Identifying barriers and facilitators to home safety interventions for the families of pre-school children

Article type
Authors
Deave T1, Towner E1, Ingram J2, Kendrick D3
1Centre for Child & Adolescent Health, Health & Life Sciences, University of the West of England, Bristol, Bristol, UK
2Centre for Child & Adolescent Health, Community Based Medicine, University of Bristol, Bristol, UK
3Division of Primary Care, University of Nottingham, Nottingham, UK
Abstract
Background: Injuries are the leading cause of childhood death in most countries; steep social gradients exist in mortality and morbidity. The majority of pre-school injuries occur in the home but the science of implementing research into practice in the field of injury prevention has received little attention. Objectives: To describe key barriers and facilitators when implementing health promotion and injury prevention interventions. Methods: We used the papers included in the Cochrane systematic review of home safety education and provision of safety equipment for injury prevention (Kendrick 2007) that was updated in 2010 using the same search and review strategy.

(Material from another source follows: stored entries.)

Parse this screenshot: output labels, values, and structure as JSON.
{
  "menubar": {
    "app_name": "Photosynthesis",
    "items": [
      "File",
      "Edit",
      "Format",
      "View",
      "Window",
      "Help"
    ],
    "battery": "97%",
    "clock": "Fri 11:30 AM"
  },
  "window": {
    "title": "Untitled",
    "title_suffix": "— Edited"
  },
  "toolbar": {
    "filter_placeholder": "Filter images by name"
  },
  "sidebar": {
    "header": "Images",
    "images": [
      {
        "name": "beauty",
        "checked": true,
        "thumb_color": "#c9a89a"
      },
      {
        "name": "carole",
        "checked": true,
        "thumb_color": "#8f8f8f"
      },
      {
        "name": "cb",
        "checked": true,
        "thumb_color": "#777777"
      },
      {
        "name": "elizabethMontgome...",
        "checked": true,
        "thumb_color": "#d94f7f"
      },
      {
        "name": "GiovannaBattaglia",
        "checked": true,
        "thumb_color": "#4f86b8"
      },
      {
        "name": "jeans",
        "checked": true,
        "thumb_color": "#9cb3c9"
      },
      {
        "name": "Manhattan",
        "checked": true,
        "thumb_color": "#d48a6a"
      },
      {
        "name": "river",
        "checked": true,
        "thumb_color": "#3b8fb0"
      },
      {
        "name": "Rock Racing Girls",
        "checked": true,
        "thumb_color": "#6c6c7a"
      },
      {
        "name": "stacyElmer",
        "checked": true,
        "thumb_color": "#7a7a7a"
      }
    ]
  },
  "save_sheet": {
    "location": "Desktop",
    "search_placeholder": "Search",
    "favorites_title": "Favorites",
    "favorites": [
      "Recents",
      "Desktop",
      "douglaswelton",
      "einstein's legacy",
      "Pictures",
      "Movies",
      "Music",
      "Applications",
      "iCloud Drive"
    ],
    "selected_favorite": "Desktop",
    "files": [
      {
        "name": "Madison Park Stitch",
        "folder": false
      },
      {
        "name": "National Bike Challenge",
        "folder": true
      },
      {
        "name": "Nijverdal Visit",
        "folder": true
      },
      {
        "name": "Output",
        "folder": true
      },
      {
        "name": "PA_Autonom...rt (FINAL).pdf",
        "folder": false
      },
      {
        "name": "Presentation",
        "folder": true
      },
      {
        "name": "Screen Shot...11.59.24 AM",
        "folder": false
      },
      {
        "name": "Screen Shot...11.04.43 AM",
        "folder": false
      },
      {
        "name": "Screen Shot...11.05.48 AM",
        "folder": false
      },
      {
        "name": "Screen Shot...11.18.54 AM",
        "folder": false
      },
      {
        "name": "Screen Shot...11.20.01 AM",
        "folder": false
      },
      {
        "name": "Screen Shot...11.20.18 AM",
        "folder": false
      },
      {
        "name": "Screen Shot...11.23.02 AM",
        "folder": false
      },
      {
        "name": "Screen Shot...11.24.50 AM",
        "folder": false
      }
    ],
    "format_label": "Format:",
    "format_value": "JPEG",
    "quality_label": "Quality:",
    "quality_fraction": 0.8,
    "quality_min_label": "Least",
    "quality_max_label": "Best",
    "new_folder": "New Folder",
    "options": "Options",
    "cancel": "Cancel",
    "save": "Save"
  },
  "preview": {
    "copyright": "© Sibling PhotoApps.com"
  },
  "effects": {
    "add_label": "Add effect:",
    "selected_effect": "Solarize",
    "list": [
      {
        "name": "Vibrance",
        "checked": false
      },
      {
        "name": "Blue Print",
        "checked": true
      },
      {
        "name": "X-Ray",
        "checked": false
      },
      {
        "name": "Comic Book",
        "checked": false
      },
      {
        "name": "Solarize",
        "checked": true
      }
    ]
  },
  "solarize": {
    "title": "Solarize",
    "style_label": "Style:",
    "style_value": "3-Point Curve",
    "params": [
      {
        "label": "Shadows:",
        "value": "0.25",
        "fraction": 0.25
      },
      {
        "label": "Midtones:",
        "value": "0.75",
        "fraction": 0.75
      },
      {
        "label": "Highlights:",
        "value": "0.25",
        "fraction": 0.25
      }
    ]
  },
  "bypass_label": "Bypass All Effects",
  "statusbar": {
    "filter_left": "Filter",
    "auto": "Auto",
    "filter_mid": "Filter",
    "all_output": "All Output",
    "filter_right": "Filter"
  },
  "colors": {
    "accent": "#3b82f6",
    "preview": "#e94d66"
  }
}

Each paper was screened to ensure that children under 5 years were included. Subsequently, they were included if they specified two of the following criteria: detail of the intervention, process measures and/or information about barriers and facilitators. Two authors independently reviewed each paper and extracted data. Framework analysis was used: an iterative process whereby the initial themes were identified after the first 10 papers had been reviewed jointly, four further themes were identified after 25 papers. Previous summaries were then coded for the new themes. Results: 42 papers were included. Seven key barriers and seven facilitators were identified in the implementation of health promotion and injury prevention interventions. The barriers include the complexity of the interventions, length of follow-up, cultural barriers, contamination of controls, physical barriers, behavioural barriers and deliverer constraints. Facilitators relate to: the approach used, whether the message was focused, minimal changes were involved, characteristics of the deliverer, accessibility to equipment, behaviour change and whether incentives were built-in. Conclusions: Barriers and facilitators will be used to develop an Injury Prevention Briefing which will be evaluated in a randomised-controlled trial to be undertaken in the community in the UK.